Dermatologic side effects associated with gefitinib therapy: clinical experience and management

Clin Lung Cancer. 2003 May;4(6):366-9. doi: 10.3816/clc.2003.n.016.

Abstract

Gefitinib (ZD1839, Iressa ), a selective inhibitor of the epidermal growth factor receptor-tyrosine kinase, is currently in clinical trials to treat a variety of solid tumors. Similar side effects were seen in numerous clinical trials of gefitinib, including recent phase II trials (Iressa Dose Evaluation in Advanced Lung Cancer [IDEAL]-1 and IDEAL-2) in patients with advanced, previously treated non-small-cell lung cancer (NSCLC). The most frequent drug-related adverse effects reported in these trials were diarrhea, dry skin, acneiform rash, and nausea and vomiting. Recently, IDEAL-2 investigators and oncology nurses participated in a panel discussion on the management of dermatologic adverse effects associated with gefitinib treatment. These dermatologic effects were related to the mechanism of action of gefitinib and were not caused by a drug-related allergic reaction.

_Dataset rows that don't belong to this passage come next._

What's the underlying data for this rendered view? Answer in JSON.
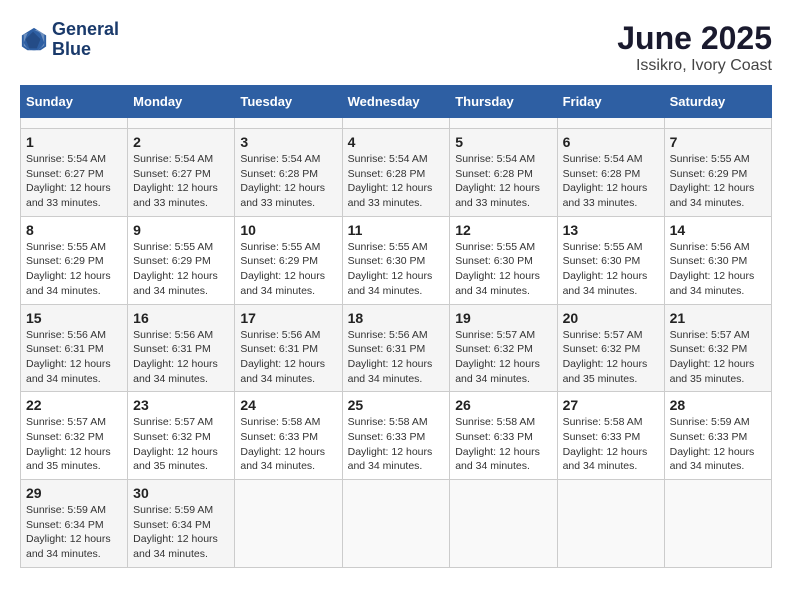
{
  "header": {
    "logo_line1": "General",
    "logo_line2": "Blue",
    "title": "June 2025",
    "subtitle": "Issikro, Ivory Coast"
  },
  "calendar": {
    "days_of_week": [
      "Sunday",
      "Monday",
      "Tuesday",
      "Wednesday",
      "Thursday",
      "Friday",
      "Saturday"
    ],
    "weeks": [
      [
        {
          "day": "",
          "info": ""
        },
        {
          "day": "",
          "info": ""
        },
        {
          "day": "",
          "info": ""
        },
        {
          "day": "",
          "info": ""
        },
        {
          "day": "",
          "info": ""
        },
        {
          "day": "",
          "info": ""
        },
        {
          "day": "",
          "info": ""
        }
      ],
      [
        {
          "day": "1",
          "info": "Sunrise: 5:54 AM\nSunset: 6:27 PM\nDaylight: 12 hours\nand 33 minutes."
        },
        {
          "day": "2",
          "info": "Sunrise: 5:54 AM\nSunset: 6:27 PM\nDaylight: 12 hours\nand 33 minutes."
        },
        {
          "day": "3",
          "info": "Sunrise: 5:54 AM\nSunset: 6:28 PM\nDaylight: 12 hours\nand 33 minutes."
        },
        {
          "day": "4",
          "info": "Sunrise: 5:54 AM\nSunset: 6:28 PM\nDaylight: 12 hours\nand 33 minutes."
        },
        {
          "day": "5",
          "info": "Sunrise: 5:54 AM\nSunset: 6:28 PM\nDaylight: 12 hours\nand 33 minutes."
        },
        {
          "day": "6",
          "info": "Sunrise: 5:54 AM\nSunset: 6:28 PM\nDaylight: 12 hours\nand 33 minutes."
        },
        {
          "day": "7",
          "info": "Sunrise: 5:55 AM\nSunset: 6:29 PM\nDaylight: 12 hours\nand 34 minutes."
        }
      ],
      [
        {
          "day": "8",
          "info": "Sunrise: 5:55 AM\nSunset: 6:29 PM\nDaylight: 12 hours\nand 34 minutes."
        },
        {
          "day": "9",
          "info": "Sunrise: 5:55 AM\nSunset: 6:29 PM\nDaylight: 12 hours\nand 34 minutes."
        },
        {
          "day": "10",
          "info": "Sunrise: 5:55 AM\nSunset: 6:29 PM\nDaylight: 12 hours\nand 34 minutes."
        },
        {
          "day": "11",
          "info": "Sunrise: 5:55 AM\nSunset: 6:30 PM\nDaylight: 12 hours\nand 34 minutes."
        },
        {
          "day": "12",
          "info": "Sunrise: 5:55 AM\nSunset: 6:30 PM\nDaylight: 12 hours\nand 34 minutes."
        },
        {
          "day": "13",
          "info": "Sunrise: 5:55 AM\nSunset: 6:30 PM\nDaylight: 12 hours\nand 34 minutes."
        },
        {
          "day": "14",
          "info": "Sunrise: 5:56 AM\nSunset: 6:30 PM\nDaylight: 12 hours\nand 34 minutes."
        }
      ],
      [
        {
          "day": "15",
          "info": "Sunrise: 5:56 AM\nSunset: 6:31 PM\nDaylight: 12 hours\nand 34 minutes."
        },
        {
          "day": "16",
          "info": "Sunrise: 5:56 AM\nSunset: 6:31 PM\nDaylight: 12 hours\nand 34 minutes."
        },
        {
          "day": "17",
          "info": "Sunrise: 5:56 AM\nSunset: 6:31 PM\nDaylight: 12 hours\nand 34 minutes."
        },
        {
          "day": "18",
          "info": "Sunrise: 5:56 AM\nSunset: 6:31 PM\nDaylight: 12 hours\nand 34 minutes."
        },
        {
          "day": "19",
          "info": "Sunrise: 5:57 AM\nSunset: 6:32 PM\nDaylight: 12 hours\nand 34 minutes."
        },
        {
          "day": "20",
          "info": "Sunrise: 5:57 AM\nSunset: 6:32 PM\nDaylight: 12 hours\nand 35 minutes."
        },
        {
          "day": "21",
          "info": "Sunrise: 5:57 AM\nSunset: 6:32 PM\nDaylight: 12 hours\nand 35 minutes."
        }
      ],
      [
        {
          "day": "22",
          "info": "Sunrise: 5:57 AM\nSunset: 6:32 PM\nDaylight: 12 hours\nand 35 minutes."
        },
        {
          "day": "23",
          "info": "Sunrise: 5:57 AM\nSunset: 6:32 PM\nDaylight: 12 hours\nand 35 minutes."
        },
        {
          "day": "24",
          "info": "Sunrise: 5:58 AM\nSunset: 6:33 PM\nDaylight: 12 hours\nand 34 minutes."
        },
        {
          "day": "25",
          "info": "Sunrise: 5:58 AM\nSunset: 6:33 PM\nDaylight: 12 hours\nand 34 minutes."
        },
        {
          "day": "26",
          "info": "Sunrise: 5:58 AM\nSunset: 6:33 PM\nDaylight: 12 hours\nand 34 minutes."
        },
        {
          "day": "27",
          "info": "Sunrise: 5:58 AM\nSunset: 6:33 PM\nDaylight: 12 hours\nand 34 minutes."
        },
        {
          "day": "28",
          "info": "Sunrise: 5:59 AM\nSunset: 6:33 PM\nDaylight: 12 hours\nand 34 minutes."
        }
      ],
      [
        {
          "day": "29",
          "info": "Sunrise: 5:59 AM\nSunset: 6:34 PM\nDaylight: 12 hours\nand 34 minutes."
        },
        {
          "day": "30",
          "info": "Sunrise: 5:59 AM\nSunset: 6:34 PM\nDaylight: 12 hours\nand 34 minutes."
        },
        {
          "day": "",
          "info": ""
        },
        {
          "day": "",
          "info": ""
        },
        {
          "day": "",
          "info": ""
        },
        {
          "day": "",
          "info": ""
        },
        {
          "day": "",
          "info": ""
        }
      ]
    ]
  }
}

In IDEAL-2, investigators managed the symptoms of dry skin and rash with a variety of treatments, including topical clindamycin, antibiotics, and corticosteroids. Most patients had a high level of tolerance for the dermatologic effects associated with gefitinib, which were milder than toxicities associated with chemotherapy. The severity of skin effects cycled over time during treatment but typically subsided after several weeks of gefitinib treatment. In general, dermatologic effects of gefitinib were easily managed, reversible, and well tolerated by these patients with advanced NSCLC.